Several cities have been mentioned in the running for stages of the Italian Grand Tour, but the working committee confirmed to VeloNation last week that the US portion would consist of the team presentation, prologue and stage one, with all three taking place inside the Nation's Capital.

Unlike some other major international sports events, bringing the Italian Grand Tour to Washington DC won't require the city to dedicate considerable financial resources to build or modify venues, or sport complexes. The proposed prologue and circuit race courses used by the Giro would run on the District's existing road infrastructure. The city is home to many massive events including the annual Independence Day celebration on the National Mall and the Presidential Inauguration. The city has proven it is fully capable of handling the influx of cycling fans that would converge to witness history.
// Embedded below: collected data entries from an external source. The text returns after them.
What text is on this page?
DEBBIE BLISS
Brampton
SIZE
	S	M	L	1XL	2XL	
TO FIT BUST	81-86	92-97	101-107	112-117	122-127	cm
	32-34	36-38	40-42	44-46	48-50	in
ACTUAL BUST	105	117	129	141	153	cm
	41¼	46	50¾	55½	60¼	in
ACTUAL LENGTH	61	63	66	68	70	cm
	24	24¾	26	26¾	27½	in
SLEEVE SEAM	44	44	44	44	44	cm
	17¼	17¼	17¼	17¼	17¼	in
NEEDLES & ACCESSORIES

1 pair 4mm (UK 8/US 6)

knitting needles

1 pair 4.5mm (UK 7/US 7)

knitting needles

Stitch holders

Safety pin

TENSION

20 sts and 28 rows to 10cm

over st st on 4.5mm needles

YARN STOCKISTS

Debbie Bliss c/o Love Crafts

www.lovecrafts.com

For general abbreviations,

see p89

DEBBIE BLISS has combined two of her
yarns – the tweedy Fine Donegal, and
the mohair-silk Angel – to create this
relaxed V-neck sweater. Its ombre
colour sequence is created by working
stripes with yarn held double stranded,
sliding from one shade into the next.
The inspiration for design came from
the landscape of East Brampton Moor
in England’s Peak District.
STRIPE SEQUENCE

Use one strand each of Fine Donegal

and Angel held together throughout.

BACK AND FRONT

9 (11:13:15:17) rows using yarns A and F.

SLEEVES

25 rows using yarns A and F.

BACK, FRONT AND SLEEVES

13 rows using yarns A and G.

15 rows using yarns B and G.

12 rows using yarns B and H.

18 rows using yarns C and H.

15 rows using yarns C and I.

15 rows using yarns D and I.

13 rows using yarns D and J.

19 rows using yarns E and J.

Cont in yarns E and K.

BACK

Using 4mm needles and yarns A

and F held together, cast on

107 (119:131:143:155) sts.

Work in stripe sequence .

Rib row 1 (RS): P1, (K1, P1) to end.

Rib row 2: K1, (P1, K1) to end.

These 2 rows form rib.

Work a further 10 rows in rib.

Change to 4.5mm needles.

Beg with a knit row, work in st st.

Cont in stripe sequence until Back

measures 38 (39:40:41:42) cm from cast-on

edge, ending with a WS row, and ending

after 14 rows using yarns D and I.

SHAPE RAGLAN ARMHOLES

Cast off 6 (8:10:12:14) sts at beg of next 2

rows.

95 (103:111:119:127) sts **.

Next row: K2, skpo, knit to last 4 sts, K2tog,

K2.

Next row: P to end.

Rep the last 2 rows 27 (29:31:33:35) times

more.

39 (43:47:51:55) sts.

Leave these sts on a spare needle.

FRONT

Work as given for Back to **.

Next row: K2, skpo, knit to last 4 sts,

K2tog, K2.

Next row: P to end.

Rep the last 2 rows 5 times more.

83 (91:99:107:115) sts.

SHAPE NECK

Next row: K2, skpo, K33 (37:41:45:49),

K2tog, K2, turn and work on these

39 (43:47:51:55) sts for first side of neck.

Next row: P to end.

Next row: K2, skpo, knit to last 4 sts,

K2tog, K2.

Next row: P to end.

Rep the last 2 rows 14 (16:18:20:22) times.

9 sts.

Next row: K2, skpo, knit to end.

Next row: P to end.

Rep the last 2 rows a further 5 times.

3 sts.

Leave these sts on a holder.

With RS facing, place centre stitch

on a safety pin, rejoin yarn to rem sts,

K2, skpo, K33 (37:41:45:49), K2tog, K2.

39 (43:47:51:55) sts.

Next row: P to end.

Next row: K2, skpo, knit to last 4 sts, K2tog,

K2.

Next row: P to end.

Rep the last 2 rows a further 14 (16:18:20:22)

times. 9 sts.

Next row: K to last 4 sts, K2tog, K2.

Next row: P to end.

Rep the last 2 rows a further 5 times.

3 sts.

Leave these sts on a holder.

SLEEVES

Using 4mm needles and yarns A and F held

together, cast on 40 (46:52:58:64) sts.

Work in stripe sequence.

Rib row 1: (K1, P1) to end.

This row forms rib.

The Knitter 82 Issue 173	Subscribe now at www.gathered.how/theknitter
Logistics for bringing the Giro to the Nation's Capital will be a monumental task, and the single biggest hurtle for organizers. Zomegnan has visited Washington DC three times in as many months, bringing with him legendary Italian frame builder Ernesto Colnago for support during last week's trip. Both sides are committed to making this happen, but they still haven't gotten far enough to make an official announcement.

"Any first-time endeavor comes with its share of challenges," concluded the Mayor, "but I am confident that both the Giro and the District can work together to successfully execute our common vision of enhancing the history and pride of the Giro with the regal setting that is our great nation’s capital."